The moral dilemma here is fascinating and challenging.  Sawyer sees the issues clearly and there is little pathos and lots of “what if.” While I didn’t quite buy why it didn’t work (and thought he might have spent a little more time on this), it’s a minor glitch in a well-designed plot. Don rediscovers energy, sexual drive, exercise and vitality while Sarah feels understandably denied, perhaps betrayed and is trying not to make it an issue. She still faces the massive challenge of understanding the reply by the beings on Sigma Draconis. And now she doesn’t have a lot of time.

I found Don a little hard to take. His behavior, while understandable, was still reprehensible at times. His rediscovery -- especially of sexual function -- seemed juvenile and didn't consider the others in his life or the consequences of his actions. Yeah, yeah, he’s 30 and his wife is in her 80s; get over it. You don’t get to act irresponsible just because once you were young and irresponsible.

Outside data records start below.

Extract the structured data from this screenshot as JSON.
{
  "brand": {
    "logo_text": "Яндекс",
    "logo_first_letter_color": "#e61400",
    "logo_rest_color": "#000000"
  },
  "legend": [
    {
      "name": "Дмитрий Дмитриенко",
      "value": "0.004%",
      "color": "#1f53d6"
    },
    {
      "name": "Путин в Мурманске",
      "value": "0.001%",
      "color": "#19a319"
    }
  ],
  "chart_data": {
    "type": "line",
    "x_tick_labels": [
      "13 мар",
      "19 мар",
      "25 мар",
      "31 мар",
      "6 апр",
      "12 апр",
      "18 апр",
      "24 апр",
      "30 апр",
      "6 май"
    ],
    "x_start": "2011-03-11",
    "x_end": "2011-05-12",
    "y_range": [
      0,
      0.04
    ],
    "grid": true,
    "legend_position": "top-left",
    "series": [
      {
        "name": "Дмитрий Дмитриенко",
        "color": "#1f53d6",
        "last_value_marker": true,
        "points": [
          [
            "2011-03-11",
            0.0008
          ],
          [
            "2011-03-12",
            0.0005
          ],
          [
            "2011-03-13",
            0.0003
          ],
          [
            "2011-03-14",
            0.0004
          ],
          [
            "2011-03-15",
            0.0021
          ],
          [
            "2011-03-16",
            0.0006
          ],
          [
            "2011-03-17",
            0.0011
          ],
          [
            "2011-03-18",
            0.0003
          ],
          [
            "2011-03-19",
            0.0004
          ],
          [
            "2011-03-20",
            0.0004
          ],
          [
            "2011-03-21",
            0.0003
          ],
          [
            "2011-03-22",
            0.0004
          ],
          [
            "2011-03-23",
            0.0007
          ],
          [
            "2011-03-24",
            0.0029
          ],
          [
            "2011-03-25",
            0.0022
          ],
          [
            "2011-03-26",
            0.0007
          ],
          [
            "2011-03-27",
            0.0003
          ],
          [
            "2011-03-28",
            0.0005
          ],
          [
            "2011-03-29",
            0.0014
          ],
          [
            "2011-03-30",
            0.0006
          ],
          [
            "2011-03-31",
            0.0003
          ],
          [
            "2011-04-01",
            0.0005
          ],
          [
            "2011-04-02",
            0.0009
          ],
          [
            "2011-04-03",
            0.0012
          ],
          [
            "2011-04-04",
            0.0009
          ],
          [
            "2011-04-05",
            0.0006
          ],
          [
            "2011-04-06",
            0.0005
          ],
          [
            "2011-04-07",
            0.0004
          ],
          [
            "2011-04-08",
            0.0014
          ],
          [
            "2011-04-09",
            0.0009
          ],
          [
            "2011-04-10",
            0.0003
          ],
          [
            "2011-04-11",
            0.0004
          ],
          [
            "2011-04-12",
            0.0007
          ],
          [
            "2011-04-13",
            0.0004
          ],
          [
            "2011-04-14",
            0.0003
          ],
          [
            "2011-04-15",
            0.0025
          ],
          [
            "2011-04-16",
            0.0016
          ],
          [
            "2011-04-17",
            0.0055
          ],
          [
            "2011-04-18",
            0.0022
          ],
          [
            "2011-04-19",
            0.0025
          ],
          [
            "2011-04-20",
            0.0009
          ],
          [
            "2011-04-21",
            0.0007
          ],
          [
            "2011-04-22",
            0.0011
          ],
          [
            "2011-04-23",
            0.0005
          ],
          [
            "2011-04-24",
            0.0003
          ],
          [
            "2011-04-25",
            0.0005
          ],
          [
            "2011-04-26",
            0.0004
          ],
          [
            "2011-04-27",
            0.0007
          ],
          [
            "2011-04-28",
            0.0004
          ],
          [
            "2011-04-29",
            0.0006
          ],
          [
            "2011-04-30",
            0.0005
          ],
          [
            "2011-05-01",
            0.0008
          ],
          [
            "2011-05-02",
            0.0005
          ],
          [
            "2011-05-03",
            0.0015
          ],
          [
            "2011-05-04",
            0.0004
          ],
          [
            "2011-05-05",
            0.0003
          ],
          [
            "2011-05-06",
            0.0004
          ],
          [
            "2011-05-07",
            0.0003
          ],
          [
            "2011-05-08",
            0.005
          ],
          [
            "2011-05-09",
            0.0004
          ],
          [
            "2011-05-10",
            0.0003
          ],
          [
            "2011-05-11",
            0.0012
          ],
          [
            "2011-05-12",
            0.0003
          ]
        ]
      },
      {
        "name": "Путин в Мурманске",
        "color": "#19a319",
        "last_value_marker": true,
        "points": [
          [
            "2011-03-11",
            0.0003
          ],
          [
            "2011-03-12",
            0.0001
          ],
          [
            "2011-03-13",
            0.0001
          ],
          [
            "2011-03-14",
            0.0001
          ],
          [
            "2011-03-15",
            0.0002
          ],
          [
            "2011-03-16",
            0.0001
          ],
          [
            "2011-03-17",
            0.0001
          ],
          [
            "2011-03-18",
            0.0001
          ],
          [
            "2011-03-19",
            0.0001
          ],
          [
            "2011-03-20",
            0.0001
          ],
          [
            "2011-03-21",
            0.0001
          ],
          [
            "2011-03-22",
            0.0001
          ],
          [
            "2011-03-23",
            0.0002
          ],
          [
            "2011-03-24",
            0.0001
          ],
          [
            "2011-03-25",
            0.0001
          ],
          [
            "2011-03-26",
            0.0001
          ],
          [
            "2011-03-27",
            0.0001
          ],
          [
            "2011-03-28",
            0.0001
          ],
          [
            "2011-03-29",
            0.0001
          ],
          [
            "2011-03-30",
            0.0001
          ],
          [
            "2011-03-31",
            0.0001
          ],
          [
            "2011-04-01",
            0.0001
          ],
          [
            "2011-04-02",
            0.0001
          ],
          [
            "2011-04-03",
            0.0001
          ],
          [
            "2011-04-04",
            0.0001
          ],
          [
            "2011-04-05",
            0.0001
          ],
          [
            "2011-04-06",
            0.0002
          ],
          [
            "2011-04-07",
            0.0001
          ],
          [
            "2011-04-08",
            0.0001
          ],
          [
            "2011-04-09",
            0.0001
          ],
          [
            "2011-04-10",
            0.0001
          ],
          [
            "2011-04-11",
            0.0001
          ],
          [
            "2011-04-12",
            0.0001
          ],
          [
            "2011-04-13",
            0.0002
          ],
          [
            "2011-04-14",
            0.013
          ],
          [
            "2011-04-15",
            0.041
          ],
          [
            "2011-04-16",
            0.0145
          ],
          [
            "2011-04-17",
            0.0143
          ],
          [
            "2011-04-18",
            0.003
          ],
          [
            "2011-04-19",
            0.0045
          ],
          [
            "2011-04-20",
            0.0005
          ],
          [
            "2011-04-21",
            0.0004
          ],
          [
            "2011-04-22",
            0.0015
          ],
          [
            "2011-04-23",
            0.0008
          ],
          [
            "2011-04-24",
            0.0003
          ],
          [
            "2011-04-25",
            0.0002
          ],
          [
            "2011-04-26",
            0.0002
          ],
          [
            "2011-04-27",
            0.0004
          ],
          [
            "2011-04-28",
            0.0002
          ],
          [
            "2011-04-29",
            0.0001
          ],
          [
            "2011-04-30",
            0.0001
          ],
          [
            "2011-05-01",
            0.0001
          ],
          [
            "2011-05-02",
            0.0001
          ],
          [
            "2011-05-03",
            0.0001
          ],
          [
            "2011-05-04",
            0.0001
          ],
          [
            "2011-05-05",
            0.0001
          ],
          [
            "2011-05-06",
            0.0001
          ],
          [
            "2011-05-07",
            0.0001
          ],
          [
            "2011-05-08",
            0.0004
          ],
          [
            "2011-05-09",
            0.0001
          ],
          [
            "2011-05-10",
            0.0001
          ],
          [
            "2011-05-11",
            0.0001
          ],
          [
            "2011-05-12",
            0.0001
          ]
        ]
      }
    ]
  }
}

I’m uncomfortable with the conclusion I drew: that both Don’s behavior and the book’s ending came from a specifically male point of view, but I admit it and can’t shake it. Mind you, the ending is appropriate for the story. I’m not saying that Sawyer made a mistake, it’s just that I kept coming to different conclusions and expecting different things and believe that had Sarah been the one to undergo successful treatment, while her husband’s had failed, it would have changed a great deal of the story. But Sawyer didn’t write that book, so I’ve got to look at what there is, not what I wish for.

I found the communications part of the story intriguing, beguiling and not so complicated with science and/or technobabble that I didn’t get it. It was a wholly satisfying story from a writer who’s gathered quite a number of awards throughout his career. I appreciated the pacing in Rollback. Sawyer has a good sense of story and told this one well. | August 2007

 

Andi Shechter has been a publicist, chat host, interviewer, convention-planner, essayist and reviewer. She lives in Seattle with far too many books, an old-but-cute purple computer, not enough soft toys (including a small but select hedgehog and gorilla collection), many figure skating videotapes and an esoteric collection of hot sauces. There's a Hugo Award on her mantelpiece which belongs to her partner, cartoonist and artist Stu Shiffman.